私と織茂との出会いは、大学入学時ではなく、実は7年前に遡ります。当時U-15(中学3年生以下)年代の全日本クラブユース選手権全国大会予選リーグ。同ブロックに入った織茂の所属するフレンドリーFC(東京)と私が在籍していたキューズFC(静岡)とで一戦を交えていました。その時話したわけでもなく、その後一度も会った事はなかったはずだったのですが、3年後、慶應大学で再会した時、何故かハッキリとお互いを思い出すことができました。

 4年前に入部した私達でしたが、当時のソッカー部は、関東2部リーグに在籍していました。当然の事ながら、“1部復帰“”古豪復活“を嘱望され、私達自身も強く意識を持って、開幕戦からスタメンとして引っ張っていくこととなっていきました。しかし1部への道は、そう容易いものではありませんでした。
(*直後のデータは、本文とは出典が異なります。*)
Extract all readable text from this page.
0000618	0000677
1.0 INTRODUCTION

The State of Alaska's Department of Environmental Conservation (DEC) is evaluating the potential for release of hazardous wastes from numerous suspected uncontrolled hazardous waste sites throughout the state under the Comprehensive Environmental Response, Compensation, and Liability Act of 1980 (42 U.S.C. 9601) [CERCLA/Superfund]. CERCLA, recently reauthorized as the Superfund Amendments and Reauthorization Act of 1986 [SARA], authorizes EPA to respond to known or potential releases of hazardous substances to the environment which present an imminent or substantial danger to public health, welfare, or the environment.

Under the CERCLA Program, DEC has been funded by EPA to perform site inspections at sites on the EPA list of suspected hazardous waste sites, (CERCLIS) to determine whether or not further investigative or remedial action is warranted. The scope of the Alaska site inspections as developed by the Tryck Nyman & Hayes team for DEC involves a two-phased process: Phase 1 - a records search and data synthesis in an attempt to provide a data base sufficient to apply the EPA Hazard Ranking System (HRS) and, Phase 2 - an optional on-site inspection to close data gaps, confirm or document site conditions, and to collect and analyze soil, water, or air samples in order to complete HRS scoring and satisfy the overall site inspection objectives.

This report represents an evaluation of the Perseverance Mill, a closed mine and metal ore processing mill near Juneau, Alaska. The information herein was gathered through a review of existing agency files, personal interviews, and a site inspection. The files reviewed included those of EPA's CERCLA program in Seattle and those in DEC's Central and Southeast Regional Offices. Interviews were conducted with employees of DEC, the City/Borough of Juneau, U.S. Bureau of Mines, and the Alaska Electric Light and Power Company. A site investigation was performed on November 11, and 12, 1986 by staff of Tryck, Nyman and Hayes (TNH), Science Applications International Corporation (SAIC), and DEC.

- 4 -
1年時は、5位に終わり、前期1位で折り返した2年時も、一部昇格は果せませんでした。専修大に0-5の大敗を喫し夢潰えた時、3・4年生が淡々とクールダウンをしている中、一人大号泣していたのは、織茂でした。誰よりもチームの目標達成に責任を感努める姿を垣間見たようでした。その時「這い上がろう。」と声掛け合った日は、もう2年も前の事ですが、鮮明に覚えています。1部昇格の消滅、怪我、ミーティング、その後何度も何度も苦境を迎えることがありましたが、厳しく指摘し合いながら、切磋琢磨し続けてきました。

3年生の時には、2部優勝を果し、最高学年の今年、1部のフィールドで戦うことができるようになりました。来る決戦の舞台へ向け、同期で役職を話し合いましたが、主将を決める投票で、当初は同期15人の中13人が、織茂を推薦していました。1年生の時からスタメンとしてチームを引っ張ってきたという自負、誰よりも1部の舞台で高きを仰いできた彼は、当然の事ながら、主将として1部を駆ける姿を想像していただろうと思います。
ただ信任が半ば内定していたミーティングで、私を推薦してくれたのは他ならぬ織茂でした。プライド高く、傲岸不遜で堅物な私の性格を加味し、チーム全体の利益を最大化させる為に敢えて、「参謀役」に身を置く意識を持っていたのだろうと推測します。当時から、全体を俯瞰して物事を考え、自分から喜んで犠牲になってくれる存在で、言動の端々から、「1部で勝つためのチーム」を常に念頭に於いていることが見て取れます。
つい先日の事です。
J1リーグのモンティディオ山形を破り、実力・調子とも絶好調の明治大から勝ち点3を奪取するためには、チームの誰一人欠けることなく一丸になる事が必須と私は、考えていました。それゆえ、全体の士気を高めるためにBチームの練習へ向いました。グラウンドを瞥見すると、当たり前のようにそこにいたのが織茂で、「俺は今節試合に出れない分、チームマネジメントは一人するから、次節に向けたコンディションに集中してくれ」との言葉を受けて、私は、その場を辞しました。

「阿」と言えば「吽」と返ってくる。いや、寧ろ、何の言葉をかけるまでもなく、以心伝心でお互いが言わんとする事を察し、行動に移せる相互関係は、正直にいってどの大学の主将―副将にも負ける気がしません。
残りリーグ戦も3試合となりました。今節勝利を手にすることができましたし、織茂の復帰も頼もしい限りです。しかし私達は、まだ何も手にしていません。インカレ出場へ向けて、4年間培ってきた自分達の絆を力に変え、次節国士舘大学戦の勝利を奪いたいと思います。